The transition towards a new energy system has proliferated demand for lithium-ion batteries (LIBs) cathode materials with stable performance. To enhance the performance of the cathode materials, here-in, flexible LiMn 0.8 Fe 0.2 PO 4 /C (LMFP) dense microspheres with primary nanocrystalline are prepared by spray drying and solid state sintering. Coating the LiMn 0.8 Fe 0.2 PO 4 primary nanocrystalline with a conformal carbon nanolayer (∼3 nm) significantly improves the electronic conductivity of the active cathode material. The prepared LMFP cathode exhibited excellent rate performance with a discharge capacity of 129.1 mAh g −1 at 10C. Furthermore, the LMFP cathode depicted excellent cyclic stability, maintained a capacity retention of 95% after 1000 cycles at 1C and only 0.0073 mAh g −1 loss per cycle. Thermodynamics, surface morphology, phase structure, and electrochemical performance were used to investigate the effect of blending flexible LMFP and Ni-rich LiNi 0.85 Co 0.10 Al 0.05 O 2 (NCA) electrodes.
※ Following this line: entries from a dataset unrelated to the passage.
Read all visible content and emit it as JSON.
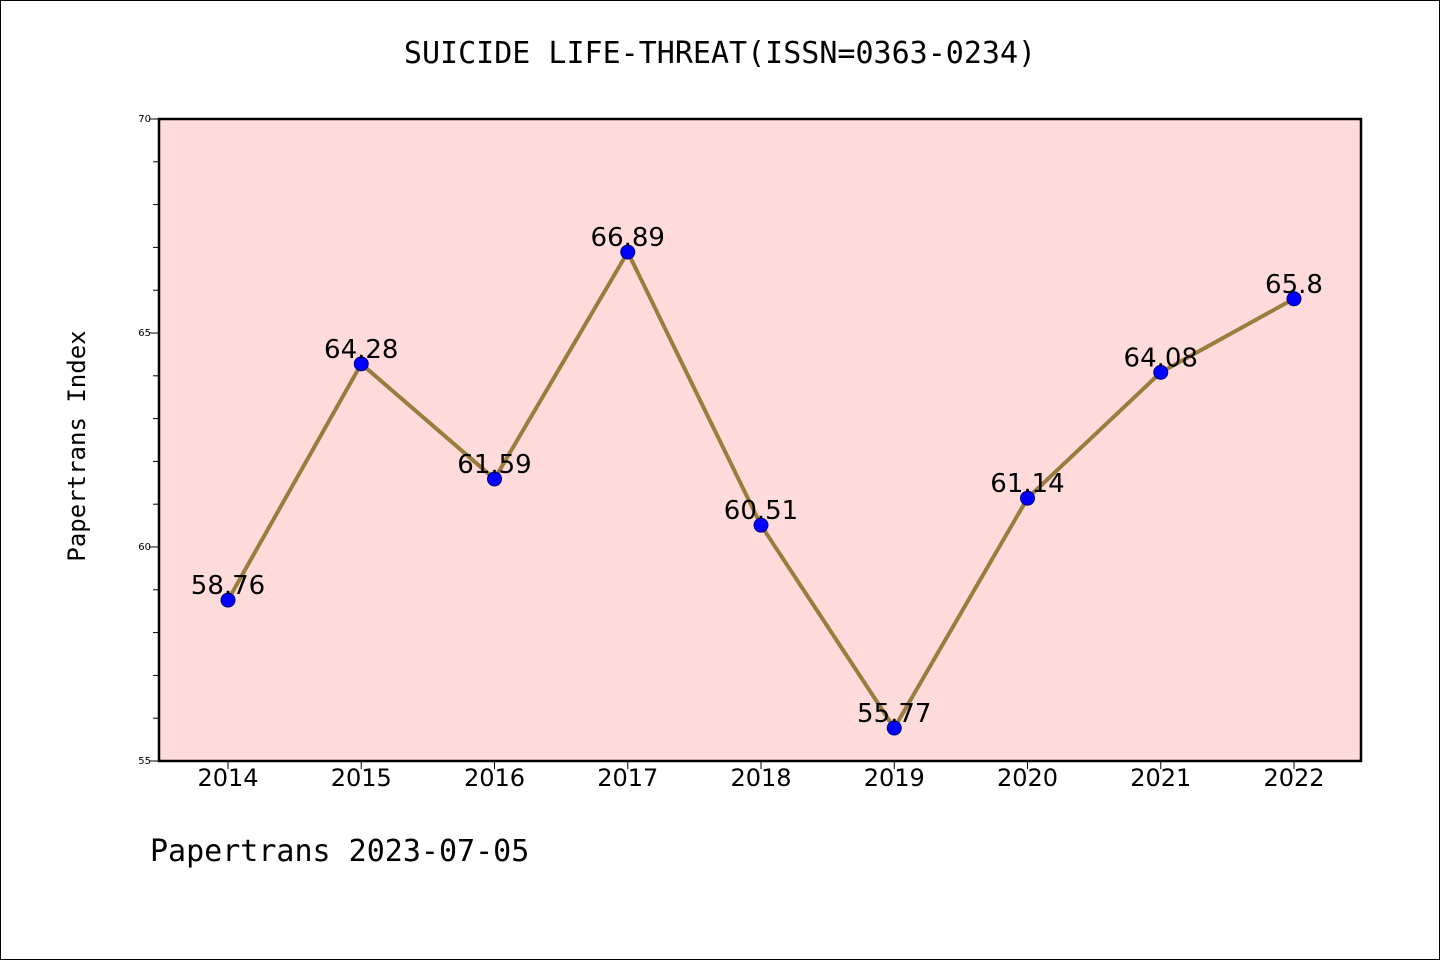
{
  "page": {
    "footer": "Papertrans 2023-07-05"
  },
  "chart_data": {
    "type": "line",
    "title": "SUICIDE LIFE-THREAT(ISSN=0363-0234)",
    "xlabel": "",
    "ylabel": "Papertrans Index",
    "categories": [
      "2014",
      "2015",
      "2016",
      "2017",
      "2018",
      "2019",
      "2020",
      "2021",
      "2022"
    ],
    "values": [
      58.76,
      64.28,
      61.59,
      66.89,
      60.51,
      55.77,
      61.14,
      64.08,
      65.8
    ],
    "data_labels": [
      "58.76",
      "64.28",
      "61.59",
      "66.89",
      "60.51",
      "55.77",
      "61.14",
      "64.08",
      "65.8"
    ],
    "ylim": [
      55,
      70
    ],
    "yticks": [
      55,
      60,
      65,
      70
    ],
    "grid": false,
    "colors": {
      "plot_background": "#ffdcdb",
      "line": "#9a7d3c",
      "marker": "#0000ff",
      "marker_edge": "#00008b"
    }
  }
}
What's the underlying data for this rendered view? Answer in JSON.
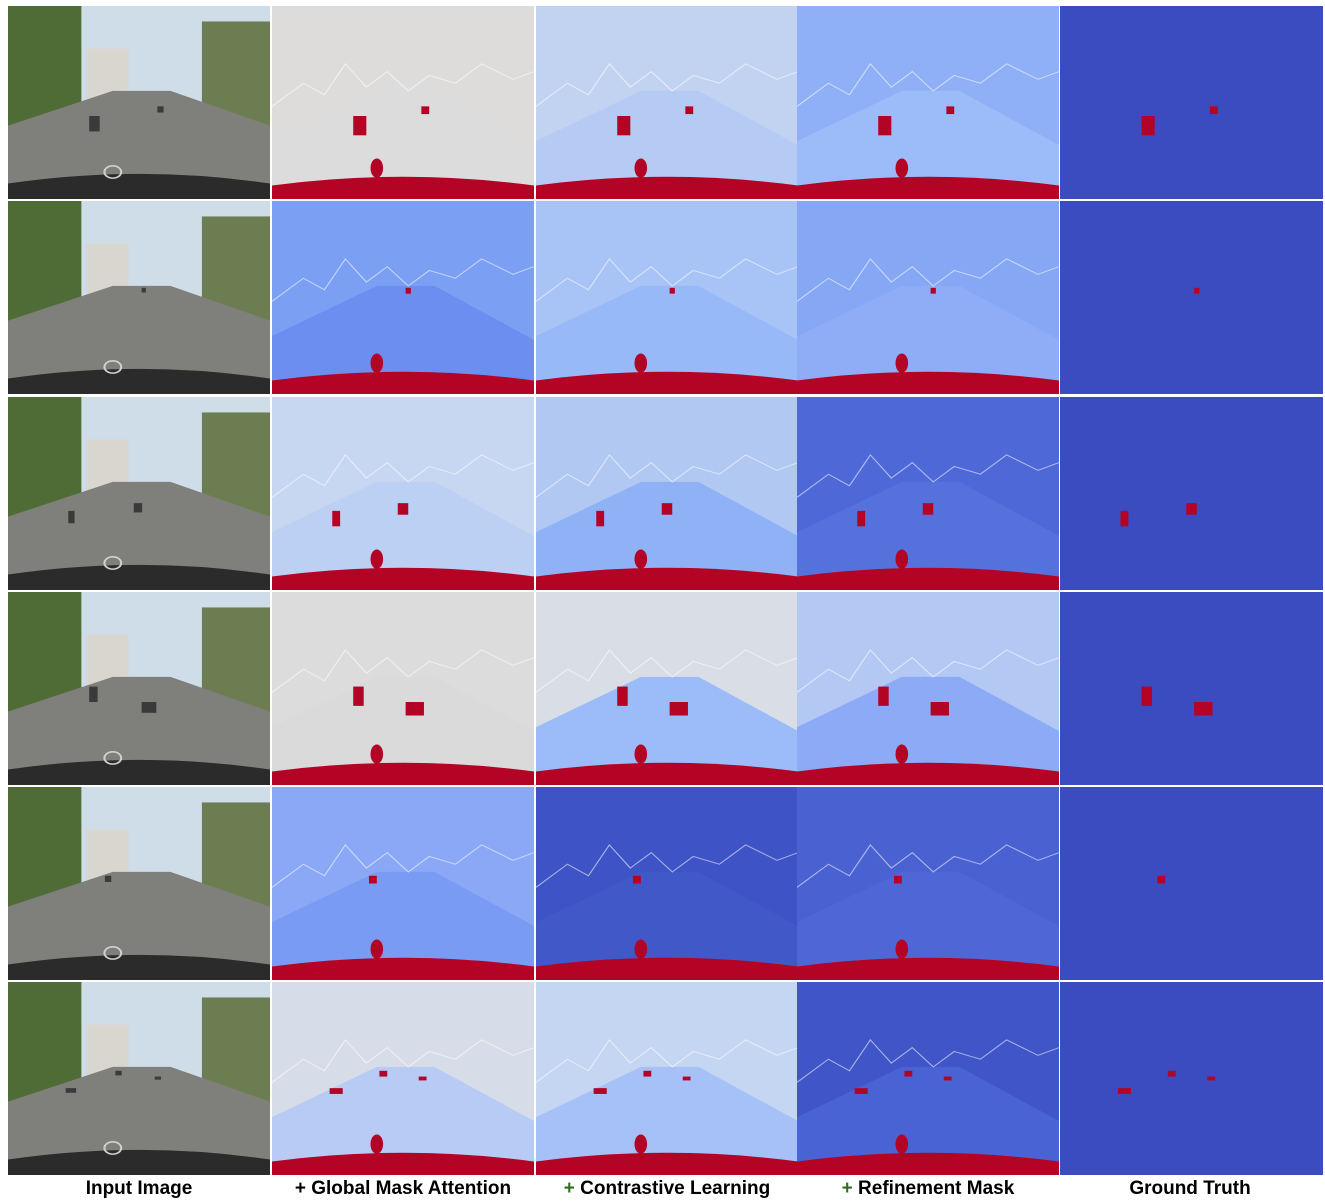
{
  "columns": [
    {
      "prefix": "",
      "label": "Input Image"
    },
    {
      "prefix": "+",
      "label": "Global Mask Attention"
    },
    {
      "prefix": "+",
      "label": "Contrastive Learning"
    },
    {
      "prefix": "+",
      "label": "Refinement Mask"
    },
    {
      "prefix": "",
      "label": "Ground Truth"
    }
  ],
  "palette": {
    "anomaly_red": "#b40426",
    "ground_truth_blue": "#3b4cc0",
    "road_gray": "#7f7f7c",
    "sky_blue": "#cfdde8",
    "foliage_green": "#4f6b36"
  },
  "rows": [
    {
      "bg": [
        "#dedcdb",
        "#c2d3f2",
        "#8fb0f6",
        "#3b4cc0"
      ],
      "road": [
        "#dcdcdc",
        "#b6cbf4",
        "#9bbcf8",
        "#3b4cc0"
      ]
    },
    {
      "bg": [
        "#7b9ff3",
        "#a8c3f5",
        "#86a7f4",
        "#3b4cc0"
      ],
      "road": [
        "#6b8ef0",
        "#98b9f8",
        "#8eadf6",
        "#3b4cc0"
      ]
    },
    {
      "bg": [
        "#c7d6f1",
        "#b1c8f3",
        "#4e68d8",
        "#3b4cc0"
      ],
      "road": [
        "#bcd0f4",
        "#8fb1f6",
        "#5572dc",
        "#3b4cc0"
      ]
    },
    {
      "bg": [
        "#dcdcdc",
        "#d9dde6",
        "#b3c9f4",
        "#3b4cc0"
      ],
      "road": [
        "#dadada",
        "#9bbcf8",
        "#8caaf5",
        "#3b4cc0"
      ]
    },
    {
      "bg": [
        "#8aa8f5",
        "#3e53c6",
        "#4a61d2",
        "#3b4cc0"
      ],
      "road": [
        "#7a9bf3",
        "#4058c8",
        "#4f67d6",
        "#3b4cc0"
      ]
    },
    {
      "bg": [
        "#d6dde9",
        "#c5d6f2",
        "#3f55c8",
        "#3b4cc0"
      ],
      "road": [
        "#b7cbf4",
        "#a5c1f7",
        "#4a63d4",
        "#3b4cc0"
      ]
    }
  ]
}
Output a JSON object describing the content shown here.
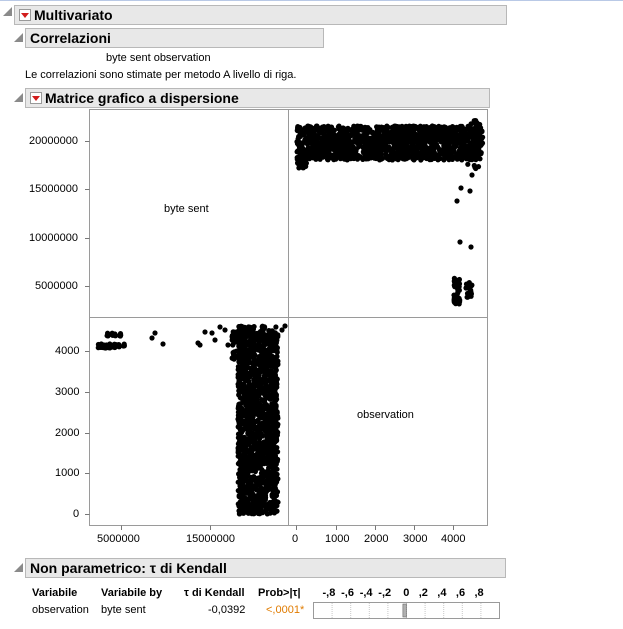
{
  "sections": {
    "multivariate": {
      "title": "Multivariato"
    },
    "correlations": {
      "title": "Correlazioni",
      "columns": "byte sent observation",
      "note": "Le correlazioni sono stimate per metodo A livello di riga."
    },
    "scatter_matrix": {
      "title": "Matrice grafico a dispersione"
    },
    "kendall": {
      "title": "Non parametrico: τ di Kendall"
    }
  },
  "chart_data": {
    "type": "scatter",
    "variables": [
      "byte sent",
      "observation"
    ],
    "y_ticks_byte_sent": [
      "20000000",
      "15000000",
      "10000000",
      "5000000"
    ],
    "y_ticks_observation": [
      "4000",
      "3000",
      "2000",
      "1000",
      "0"
    ],
    "x_ticks_byte_sent": [
      "5000000",
      "15000000"
    ],
    "x_ticks_observation": [
      "0",
      "1000",
      "2000",
      "3000",
      "4000"
    ],
    "byte_sent_range": [
      1000000,
      22000000
    ],
    "observation_range": [
      -200,
      4700
    ],
    "point_color": "#000000"
  },
  "kendall": {
    "headers": {
      "variable": "Variabile",
      "by": "Variabile by",
      "tau": "τ di Kendall",
      "prob": "Prob>|τ|"
    },
    "scale": [
      "-,8",
      "-,6",
      "-,4",
      "-,2",
      "0",
      ",2",
      ",4",
      ",6",
      ",8"
    ],
    "row": {
      "variable": "observation",
      "by": "byte sent",
      "tau": "-0,0392",
      "prob": "<,0001*",
      "tau_value": -0.0392
    },
    "prob_color": "#e07b00"
  }
}
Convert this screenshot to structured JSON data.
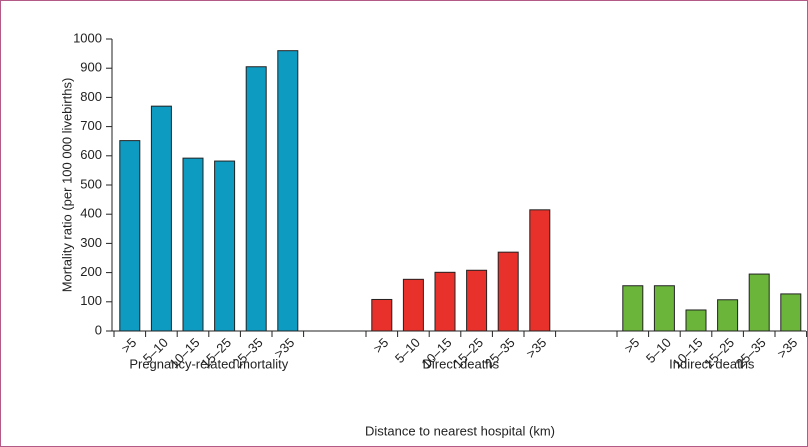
{
  "chart_data": {
    "type": "bar",
    "y_label": "Mortality ratio (per 100 000 livebirths)",
    "x_label": "Distance to nearest hospital (km)",
    "categories": [
      ">5",
      "5–10",
      "10–15",
      "15–25",
      "25–35",
      ">35"
    ],
    "series": [
      {
        "name": "Pregnancy-related mortality",
        "color": "#0e9bc2",
        "values": [
          652,
          770,
          592,
          582,
          905,
          960
        ]
      },
      {
        "name": "Direct deaths",
        "color": "#e8312a",
        "values": [
          108,
          177,
          201,
          208,
          270,
          415
        ]
      },
      {
        "name": "Indirect deaths",
        "color": "#6ab53a",
        "values": [
          155,
          155,
          72,
          107,
          195,
          127
        ]
      }
    ],
    "ylim": [
      0,
      1000
    ],
    "yticks": [
      0,
      100,
      200,
      300,
      400,
      500,
      600,
      700,
      800,
      900,
      1000
    ]
  }
}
The results depict that the thermal stability and cyclic reversibility of blending electrodes are significantly improved compared with the pristine NCA, and the blended electrodes display superior comprehensive properties. • Flexible LMFP nanocrystalline microspheres was prepared by a scalable route. • An e − /Li + 3D transport network was successfully constructed for LMFP microspheres. • The LMFP exhibits an excellent rate performance and long cycling durability. • The blended cathode shows a satisfactory energy density and thermal stability. • Synergies between stability of LMFP and energy density of Ni-rich NCA are realized.